Tobacco restriction has resulted in reduced smoking rates, particularly among youth. However, the growing popularity of e-cigarettes has the potential to reverse the population health gains made through tobacco legislation.

In October 2019, Doctors Nova Scotia (DNS) endorsed the Canadian Cancer Society’s position, which calls on the Government of Nova Scotia to amend the Tobacco Access Act to prohibit the sale of all tobacco and e-cigarette products to people under the age of 21 in Nova Scotia.

In Canada, smokers aged 18 or 19 are a significant supplier of tobacco products for younger children, who rely on friends or classmates for purchase. Given that students rarely reach 21 years old while in high school, increasing the age of sale would greatly reduce the number of high school aged students who would have access to tobacco, including e-cigarettes.
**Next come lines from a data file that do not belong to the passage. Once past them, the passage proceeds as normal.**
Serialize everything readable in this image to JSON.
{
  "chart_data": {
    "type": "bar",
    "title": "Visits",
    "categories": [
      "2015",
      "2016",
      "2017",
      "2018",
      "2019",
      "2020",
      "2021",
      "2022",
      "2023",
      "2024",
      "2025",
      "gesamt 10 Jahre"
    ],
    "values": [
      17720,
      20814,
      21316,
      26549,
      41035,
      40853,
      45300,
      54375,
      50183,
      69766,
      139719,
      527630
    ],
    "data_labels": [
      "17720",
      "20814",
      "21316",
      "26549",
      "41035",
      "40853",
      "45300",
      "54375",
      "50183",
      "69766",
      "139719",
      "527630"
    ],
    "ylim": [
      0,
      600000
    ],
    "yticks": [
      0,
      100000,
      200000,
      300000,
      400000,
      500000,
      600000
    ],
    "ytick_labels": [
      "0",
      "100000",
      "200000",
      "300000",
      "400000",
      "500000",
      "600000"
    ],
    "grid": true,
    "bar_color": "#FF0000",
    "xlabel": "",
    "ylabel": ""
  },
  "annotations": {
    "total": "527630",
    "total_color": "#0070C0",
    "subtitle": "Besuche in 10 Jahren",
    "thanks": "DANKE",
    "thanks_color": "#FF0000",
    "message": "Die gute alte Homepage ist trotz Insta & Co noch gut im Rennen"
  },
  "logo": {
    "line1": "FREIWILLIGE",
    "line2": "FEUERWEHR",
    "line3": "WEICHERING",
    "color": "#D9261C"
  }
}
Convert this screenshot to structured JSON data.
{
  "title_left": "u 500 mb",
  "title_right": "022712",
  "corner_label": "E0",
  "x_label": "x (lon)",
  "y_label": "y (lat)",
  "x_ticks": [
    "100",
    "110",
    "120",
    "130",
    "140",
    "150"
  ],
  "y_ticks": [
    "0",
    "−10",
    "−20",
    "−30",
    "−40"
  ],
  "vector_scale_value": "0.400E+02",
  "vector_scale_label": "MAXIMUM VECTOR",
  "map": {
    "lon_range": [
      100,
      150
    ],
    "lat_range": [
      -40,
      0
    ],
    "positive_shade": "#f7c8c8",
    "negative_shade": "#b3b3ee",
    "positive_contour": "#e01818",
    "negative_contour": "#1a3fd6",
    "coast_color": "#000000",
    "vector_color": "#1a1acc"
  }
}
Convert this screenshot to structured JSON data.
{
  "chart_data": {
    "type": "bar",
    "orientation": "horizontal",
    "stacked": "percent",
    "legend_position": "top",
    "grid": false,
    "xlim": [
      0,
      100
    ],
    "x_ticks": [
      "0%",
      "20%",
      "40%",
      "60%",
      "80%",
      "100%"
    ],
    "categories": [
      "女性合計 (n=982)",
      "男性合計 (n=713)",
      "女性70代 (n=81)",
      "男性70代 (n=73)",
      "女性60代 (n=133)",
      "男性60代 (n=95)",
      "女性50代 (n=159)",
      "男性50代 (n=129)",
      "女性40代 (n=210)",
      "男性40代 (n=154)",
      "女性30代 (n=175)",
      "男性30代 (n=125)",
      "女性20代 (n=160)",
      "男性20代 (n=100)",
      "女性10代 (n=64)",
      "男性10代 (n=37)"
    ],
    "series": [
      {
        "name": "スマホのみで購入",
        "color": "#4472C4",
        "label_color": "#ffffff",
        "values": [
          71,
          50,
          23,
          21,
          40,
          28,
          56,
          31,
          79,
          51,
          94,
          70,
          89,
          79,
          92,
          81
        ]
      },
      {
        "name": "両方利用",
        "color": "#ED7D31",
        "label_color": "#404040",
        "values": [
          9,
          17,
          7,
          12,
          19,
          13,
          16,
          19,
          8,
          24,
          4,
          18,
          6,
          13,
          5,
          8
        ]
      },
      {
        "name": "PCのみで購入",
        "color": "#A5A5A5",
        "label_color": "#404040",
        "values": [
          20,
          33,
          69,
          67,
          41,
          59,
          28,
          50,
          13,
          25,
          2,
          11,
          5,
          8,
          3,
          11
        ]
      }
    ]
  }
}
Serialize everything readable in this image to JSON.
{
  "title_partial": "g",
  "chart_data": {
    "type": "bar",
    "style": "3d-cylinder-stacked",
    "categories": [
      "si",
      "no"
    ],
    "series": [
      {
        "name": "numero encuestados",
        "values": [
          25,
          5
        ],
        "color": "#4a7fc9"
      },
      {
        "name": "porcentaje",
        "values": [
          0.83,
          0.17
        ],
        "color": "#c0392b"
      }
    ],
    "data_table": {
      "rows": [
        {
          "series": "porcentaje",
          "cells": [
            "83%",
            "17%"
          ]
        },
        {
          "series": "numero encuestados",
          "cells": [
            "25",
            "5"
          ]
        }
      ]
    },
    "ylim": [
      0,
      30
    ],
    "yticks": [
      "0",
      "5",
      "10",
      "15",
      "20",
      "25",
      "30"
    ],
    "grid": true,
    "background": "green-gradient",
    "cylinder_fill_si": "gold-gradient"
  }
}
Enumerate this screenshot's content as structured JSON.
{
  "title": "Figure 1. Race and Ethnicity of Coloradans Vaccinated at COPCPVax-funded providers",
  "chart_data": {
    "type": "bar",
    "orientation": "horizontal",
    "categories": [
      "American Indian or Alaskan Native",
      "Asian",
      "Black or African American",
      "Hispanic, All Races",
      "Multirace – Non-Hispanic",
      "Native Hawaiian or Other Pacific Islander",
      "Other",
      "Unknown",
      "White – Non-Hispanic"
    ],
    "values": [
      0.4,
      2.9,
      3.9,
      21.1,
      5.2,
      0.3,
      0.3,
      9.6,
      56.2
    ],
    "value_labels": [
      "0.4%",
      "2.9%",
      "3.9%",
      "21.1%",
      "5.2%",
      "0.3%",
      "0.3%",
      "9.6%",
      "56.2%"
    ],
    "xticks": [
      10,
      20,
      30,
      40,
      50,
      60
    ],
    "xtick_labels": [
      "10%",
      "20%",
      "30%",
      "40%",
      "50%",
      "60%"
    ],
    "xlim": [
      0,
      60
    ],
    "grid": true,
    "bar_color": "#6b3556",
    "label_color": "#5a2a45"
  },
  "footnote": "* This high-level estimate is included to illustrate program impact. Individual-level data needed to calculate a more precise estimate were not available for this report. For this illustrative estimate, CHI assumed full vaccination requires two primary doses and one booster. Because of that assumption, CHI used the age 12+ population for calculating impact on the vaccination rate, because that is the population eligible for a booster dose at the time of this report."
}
Similarly, retailers are more likely to sell illegally to underage youth who are close to the minimum age. If the minimum age is 19, retailers are more likely to sell illegally to 17- or 18-year-olds compared to 15- or 16-year-olds. If the minimum age is raised to 21, retailers will be less likely to sell to 17- or 18-year-olds.

On Dec. 5, 2019, the Nova Scotia Department of Health and Wellness issued a statement saying: “…as of April 1, 2020, Nova Scotia will ban the sale of flavoured e-cigarettes and juices. Nova Scotia is one of the first provinces to announce measures to address vaping and the only province to announce a full flavour ban.